More built-in equations for nonlinear regression
•Pade(1,1) approximant equation, useful for interpolating when the standard curve plateaus at large concentrations (it is similar to a rectangular hyperbola).
•Family of growth equations. These are used for everything from the growth of cell number in culture to the growth of economies. Equations offered are exponential growth, exponential plateau, Gompertz, logistic, and beta (growth then decay).
•Several forms of the linear quadratic equation used to model cell death after exposure to radiation.
•Hinge function. It is the same as segmental linear regression, except that the two lines connect with a gentle curve instead of a hard angle.
•Fit straight lines to two data sets and find the intersection point and both slopes.
•In Prism 8.2, we expanded our equation library such that all dose-response equations now have forms for when X represents concentration and when X represents log(concentration).
Asymmetrical (profile likelihood) confidence intervals
•Computing asymmetrical profile likelihood confidence intervals is 2-3 times faster.
•With difficult equations, Prism sometimes reported "???" rather than a value for one or both of the confidence limits. This can still happen, but much less often.
•When you choose to remove outliers in nonlinear regression, you can now ask Prism to create a results table with the "clean" data (without outliers).

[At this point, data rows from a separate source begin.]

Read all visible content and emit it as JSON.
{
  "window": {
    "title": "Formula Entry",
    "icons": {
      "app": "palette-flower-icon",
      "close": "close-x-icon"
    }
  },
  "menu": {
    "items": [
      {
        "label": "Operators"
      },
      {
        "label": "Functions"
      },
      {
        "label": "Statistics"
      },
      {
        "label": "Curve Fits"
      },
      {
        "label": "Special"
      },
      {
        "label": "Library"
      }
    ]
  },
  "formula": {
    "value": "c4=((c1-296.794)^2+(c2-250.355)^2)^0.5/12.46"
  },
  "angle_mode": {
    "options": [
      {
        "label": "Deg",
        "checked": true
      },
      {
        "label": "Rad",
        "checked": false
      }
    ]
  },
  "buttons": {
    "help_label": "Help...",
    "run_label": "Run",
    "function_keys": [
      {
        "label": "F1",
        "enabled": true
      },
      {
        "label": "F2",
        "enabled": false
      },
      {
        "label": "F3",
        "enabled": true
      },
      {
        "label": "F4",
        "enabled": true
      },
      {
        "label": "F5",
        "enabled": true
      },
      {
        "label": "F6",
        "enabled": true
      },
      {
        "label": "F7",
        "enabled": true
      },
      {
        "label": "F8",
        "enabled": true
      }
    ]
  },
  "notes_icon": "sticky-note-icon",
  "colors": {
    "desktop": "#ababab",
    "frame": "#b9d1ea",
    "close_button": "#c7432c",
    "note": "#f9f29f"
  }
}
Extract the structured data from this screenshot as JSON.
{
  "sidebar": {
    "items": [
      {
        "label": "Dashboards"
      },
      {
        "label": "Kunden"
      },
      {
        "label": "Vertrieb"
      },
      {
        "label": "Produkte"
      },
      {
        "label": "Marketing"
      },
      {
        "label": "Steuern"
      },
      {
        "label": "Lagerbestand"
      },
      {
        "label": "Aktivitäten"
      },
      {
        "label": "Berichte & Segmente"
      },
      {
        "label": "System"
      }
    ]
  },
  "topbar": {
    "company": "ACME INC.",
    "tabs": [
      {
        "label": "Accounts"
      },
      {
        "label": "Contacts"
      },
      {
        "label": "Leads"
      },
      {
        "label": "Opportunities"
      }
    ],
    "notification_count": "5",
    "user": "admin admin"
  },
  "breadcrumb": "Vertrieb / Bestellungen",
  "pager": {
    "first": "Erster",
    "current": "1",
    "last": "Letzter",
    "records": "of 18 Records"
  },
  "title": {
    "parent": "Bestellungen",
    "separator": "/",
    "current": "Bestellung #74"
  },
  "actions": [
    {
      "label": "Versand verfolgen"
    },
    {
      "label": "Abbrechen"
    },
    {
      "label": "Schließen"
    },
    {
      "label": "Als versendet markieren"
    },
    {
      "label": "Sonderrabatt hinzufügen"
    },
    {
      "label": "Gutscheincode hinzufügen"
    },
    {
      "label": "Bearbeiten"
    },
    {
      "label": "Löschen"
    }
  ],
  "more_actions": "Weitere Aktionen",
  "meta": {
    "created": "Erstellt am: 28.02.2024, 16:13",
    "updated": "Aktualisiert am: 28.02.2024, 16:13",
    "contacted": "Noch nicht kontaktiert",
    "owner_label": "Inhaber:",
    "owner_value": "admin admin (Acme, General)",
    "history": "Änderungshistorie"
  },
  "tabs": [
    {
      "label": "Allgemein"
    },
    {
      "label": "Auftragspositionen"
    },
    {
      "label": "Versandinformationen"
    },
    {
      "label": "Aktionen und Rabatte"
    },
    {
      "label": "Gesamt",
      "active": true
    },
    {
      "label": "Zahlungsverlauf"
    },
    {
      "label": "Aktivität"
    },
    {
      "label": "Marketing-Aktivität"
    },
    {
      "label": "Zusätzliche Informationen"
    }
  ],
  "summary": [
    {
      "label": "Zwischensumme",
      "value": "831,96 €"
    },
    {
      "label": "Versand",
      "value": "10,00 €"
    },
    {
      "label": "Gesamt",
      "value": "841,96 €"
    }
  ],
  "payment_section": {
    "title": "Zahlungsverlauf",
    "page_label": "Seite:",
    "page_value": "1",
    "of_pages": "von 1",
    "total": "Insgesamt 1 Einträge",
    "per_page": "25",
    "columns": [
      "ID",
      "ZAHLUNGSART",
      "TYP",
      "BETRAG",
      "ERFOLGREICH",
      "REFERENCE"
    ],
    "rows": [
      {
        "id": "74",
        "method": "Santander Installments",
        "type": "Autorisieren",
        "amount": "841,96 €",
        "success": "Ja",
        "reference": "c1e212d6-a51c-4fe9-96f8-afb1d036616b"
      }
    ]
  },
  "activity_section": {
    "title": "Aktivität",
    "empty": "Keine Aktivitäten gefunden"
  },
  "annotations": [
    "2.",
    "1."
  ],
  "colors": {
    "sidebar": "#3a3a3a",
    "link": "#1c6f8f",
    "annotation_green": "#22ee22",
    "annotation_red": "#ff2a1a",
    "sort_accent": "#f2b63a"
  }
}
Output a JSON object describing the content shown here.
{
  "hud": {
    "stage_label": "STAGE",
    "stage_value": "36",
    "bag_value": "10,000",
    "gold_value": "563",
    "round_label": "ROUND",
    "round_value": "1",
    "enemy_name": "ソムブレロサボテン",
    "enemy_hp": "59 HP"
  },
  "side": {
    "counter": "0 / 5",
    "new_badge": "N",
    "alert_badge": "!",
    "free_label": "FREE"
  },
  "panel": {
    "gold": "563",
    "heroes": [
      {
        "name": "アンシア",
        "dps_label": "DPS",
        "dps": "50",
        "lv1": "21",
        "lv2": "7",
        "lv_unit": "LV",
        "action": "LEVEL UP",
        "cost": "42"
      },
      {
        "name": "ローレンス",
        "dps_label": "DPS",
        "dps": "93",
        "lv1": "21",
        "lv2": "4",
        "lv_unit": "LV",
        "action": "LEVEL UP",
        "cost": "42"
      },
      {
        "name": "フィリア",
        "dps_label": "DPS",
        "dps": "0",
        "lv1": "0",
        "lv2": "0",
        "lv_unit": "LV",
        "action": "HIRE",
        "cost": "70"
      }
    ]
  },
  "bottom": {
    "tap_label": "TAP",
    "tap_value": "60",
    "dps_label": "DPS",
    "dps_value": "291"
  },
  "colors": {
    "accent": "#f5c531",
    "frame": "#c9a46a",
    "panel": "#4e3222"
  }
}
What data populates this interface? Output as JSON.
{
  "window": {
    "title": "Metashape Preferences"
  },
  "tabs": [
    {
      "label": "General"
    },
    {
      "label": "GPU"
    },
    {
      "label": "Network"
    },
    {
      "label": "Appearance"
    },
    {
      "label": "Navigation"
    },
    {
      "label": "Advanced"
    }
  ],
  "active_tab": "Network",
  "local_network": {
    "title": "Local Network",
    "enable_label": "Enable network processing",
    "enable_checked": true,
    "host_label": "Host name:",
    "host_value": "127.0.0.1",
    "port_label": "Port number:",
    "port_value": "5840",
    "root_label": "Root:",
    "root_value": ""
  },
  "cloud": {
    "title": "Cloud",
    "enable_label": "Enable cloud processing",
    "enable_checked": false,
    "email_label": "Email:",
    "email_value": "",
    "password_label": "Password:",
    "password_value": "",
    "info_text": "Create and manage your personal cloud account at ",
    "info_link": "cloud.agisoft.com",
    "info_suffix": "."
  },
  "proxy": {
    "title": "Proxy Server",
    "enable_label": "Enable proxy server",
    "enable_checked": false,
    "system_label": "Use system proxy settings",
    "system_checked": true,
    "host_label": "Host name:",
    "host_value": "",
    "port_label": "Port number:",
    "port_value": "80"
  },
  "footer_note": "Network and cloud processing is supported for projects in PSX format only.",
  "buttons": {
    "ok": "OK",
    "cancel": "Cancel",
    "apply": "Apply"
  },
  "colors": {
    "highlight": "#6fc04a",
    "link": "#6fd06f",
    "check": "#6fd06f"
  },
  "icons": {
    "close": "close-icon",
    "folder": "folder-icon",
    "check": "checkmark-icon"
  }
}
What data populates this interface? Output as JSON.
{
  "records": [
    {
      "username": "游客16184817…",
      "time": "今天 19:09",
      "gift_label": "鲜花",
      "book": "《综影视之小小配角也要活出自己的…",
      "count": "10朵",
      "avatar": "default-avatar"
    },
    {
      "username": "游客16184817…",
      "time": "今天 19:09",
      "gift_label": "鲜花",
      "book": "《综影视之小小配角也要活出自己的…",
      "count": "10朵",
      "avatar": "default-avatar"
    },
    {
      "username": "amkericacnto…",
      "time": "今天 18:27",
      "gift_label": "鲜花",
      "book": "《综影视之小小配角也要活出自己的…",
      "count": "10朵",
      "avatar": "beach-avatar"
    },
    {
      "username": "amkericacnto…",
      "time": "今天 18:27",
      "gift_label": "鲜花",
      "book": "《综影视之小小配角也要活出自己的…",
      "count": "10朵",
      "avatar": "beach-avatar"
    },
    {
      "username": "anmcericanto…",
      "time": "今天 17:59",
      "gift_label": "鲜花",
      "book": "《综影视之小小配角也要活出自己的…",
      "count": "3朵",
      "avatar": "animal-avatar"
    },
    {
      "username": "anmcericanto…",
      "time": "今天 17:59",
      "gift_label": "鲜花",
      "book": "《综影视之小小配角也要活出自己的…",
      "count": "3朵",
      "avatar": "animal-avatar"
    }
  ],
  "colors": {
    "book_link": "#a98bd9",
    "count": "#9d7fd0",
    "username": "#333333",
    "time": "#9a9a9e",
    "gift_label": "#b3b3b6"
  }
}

•Detect "Unstable" parameters in nonlinear regression: a new "Prism Labs" feature introduced in Prism 8.2 as an alternative to the method Prism uses to detect bad fits. Earlier versions detected "ambiguous fits". With the optional setting (on the Confidence tab of the nonlinear regression), Prism detects "unstable" parameters. In our experience, this method is better as the "ambiguous' method sometimes doesn't show results in cases where the new method can.